Housing and Accommodation
Tucked away off the main streets in Corktown are some of the city’s oldest Victorian row-houses, many who were built in the 1850s. Recently, new and more relaxed zoning bylaws have enabled the conversion of a number of commercial buildings into live-work studios, condominium lofts and professional offices, which have revitalized the entire neighbourhood. Corktown is increasingly popular among young professionals who find its location convenient to Toronto’s business and entertainment districts.
JUST LISTED IN CORKTOWN
Corktown lies just south of the revitalized area of Regent Park and north of the Gardiner Expressway. Corktown’s demographic is continuing to shift towards young professionals and families who are drawn to the area’s classic and historically rich charms.
Walking through Corktown you can see the positive effects that the reshaping and investment in neighbouring Regent Park has had on the wider area, as well as the benefits from the massive West Don Development project that has revitalized an important green space.
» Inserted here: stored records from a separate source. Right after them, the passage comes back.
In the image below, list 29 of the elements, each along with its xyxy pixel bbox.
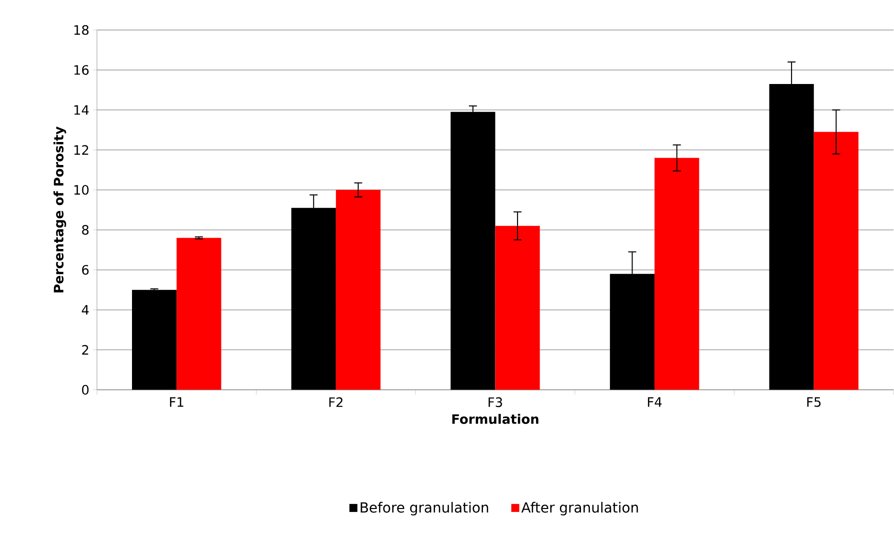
- bar: [495, 226, 540, 390]
- y-tick-label: 14: [74, 105, 89, 115]
- bar: [769, 84, 814, 390]
- y-tick-label: 18: [74, 25, 89, 36]
- legend-label: After granulation: [521, 502, 638, 516]
- y-tick-label: 16: [74, 65, 89, 76]
- bar: [336, 190, 381, 390]
- legend-label: Before granulation: [360, 502, 488, 516]
- bar: [654, 158, 700, 390]
- x-tick-label: F1: [170, 397, 184, 407]
- y-tick-label: 4: [82, 305, 89, 315]
- x-tick-label: F2: [329, 397, 342, 408]
- x-axis-title: Formulation: [452, 414, 538, 424]
- bar: [291, 208, 336, 390]
- y-axis-title: Percentage of Porosity: [53, 126, 66, 292]
- y-tick-label: 2: [82, 345, 88, 355]
- x-tick-label: F3: [488, 397, 502, 408]
- y-tick-label: 12: [74, 145, 88, 155]
- bar: [450, 112, 496, 390]
- bar: [814, 132, 858, 390]
- bar: [176, 238, 222, 390]
- y-tick-label: 6: [82, 265, 89, 275]
- bar: [132, 290, 177, 390]
- x-tick-label: F5: [807, 397, 821, 408]
- y-tick-label: 10: [74, 185, 89, 195]
- y-tick-label: 0: [82, 385, 89, 395]
- y-tick-label: 8: [82, 225, 89, 235]
- x-tick-label: F4: [648, 397, 662, 407]
- bar: [610, 274, 655, 390]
These projects are bringing thousands of new residents to this central area that will increase the prosperity of local businesses and residential investors alike.
Corktown is one of the more affordable neighbourhoods in downtown Toronto. Excellent shopping, fine restaurants, cafes and art galleries are all within walking distance of Corktown. Its proximity to both St. Lawrence Market and Toronto’s Historic Distillery District make Corktown a highly desirable neighbourhood.
After the successful development of the Pan Am Village in the West Don Lands, Corktown has become a neighbourhood to watch. Sales in this area are largely made up of condos and industrial-turned to live-work spaces, which make up about 65% of sales, followed by townhouses, which are about 16%, and 6% are the few semi-detached homes.
Corktown in home to savvy professionals who appreciate the affordability of this neighbourhood while understanding the huge benefits of a short commute to downtown Toronto.
Corktown is served by access to four major public transit routes: the 65 Parliament Bus, the 504 King Streetcar, the 501 Queen Streetcar, and the new 514 Cherry Streetcar.
For Corktown motorists, the Don Vally Parkway (DVP), the Gardiner Expressway and Lakeshore Boulevard are all easily accessible.
Area: 1km Population: 29,180
Kids: 8% Visible Minority: 20.6%
Youth: 13% Average Family Income: $203,150
Lower Education: 15% Higher Education: 31.4%
Owned Homes: 36% Tenanted Homes: 64%
- An affordable, downtown neighbourhood.
- Close to nature with Corktown Common and a number of nearby bike paths and parks.
- Easy access to the express lanes: The DVP and Gardiner Expressway are close by.
- High turnover in local businesses: new restaurants, stores and cafes seem to come and go.
- It’s a long walk…to groceries and other necessities.
- The affordability of this appealing neighbourhood may be evaporating quickly.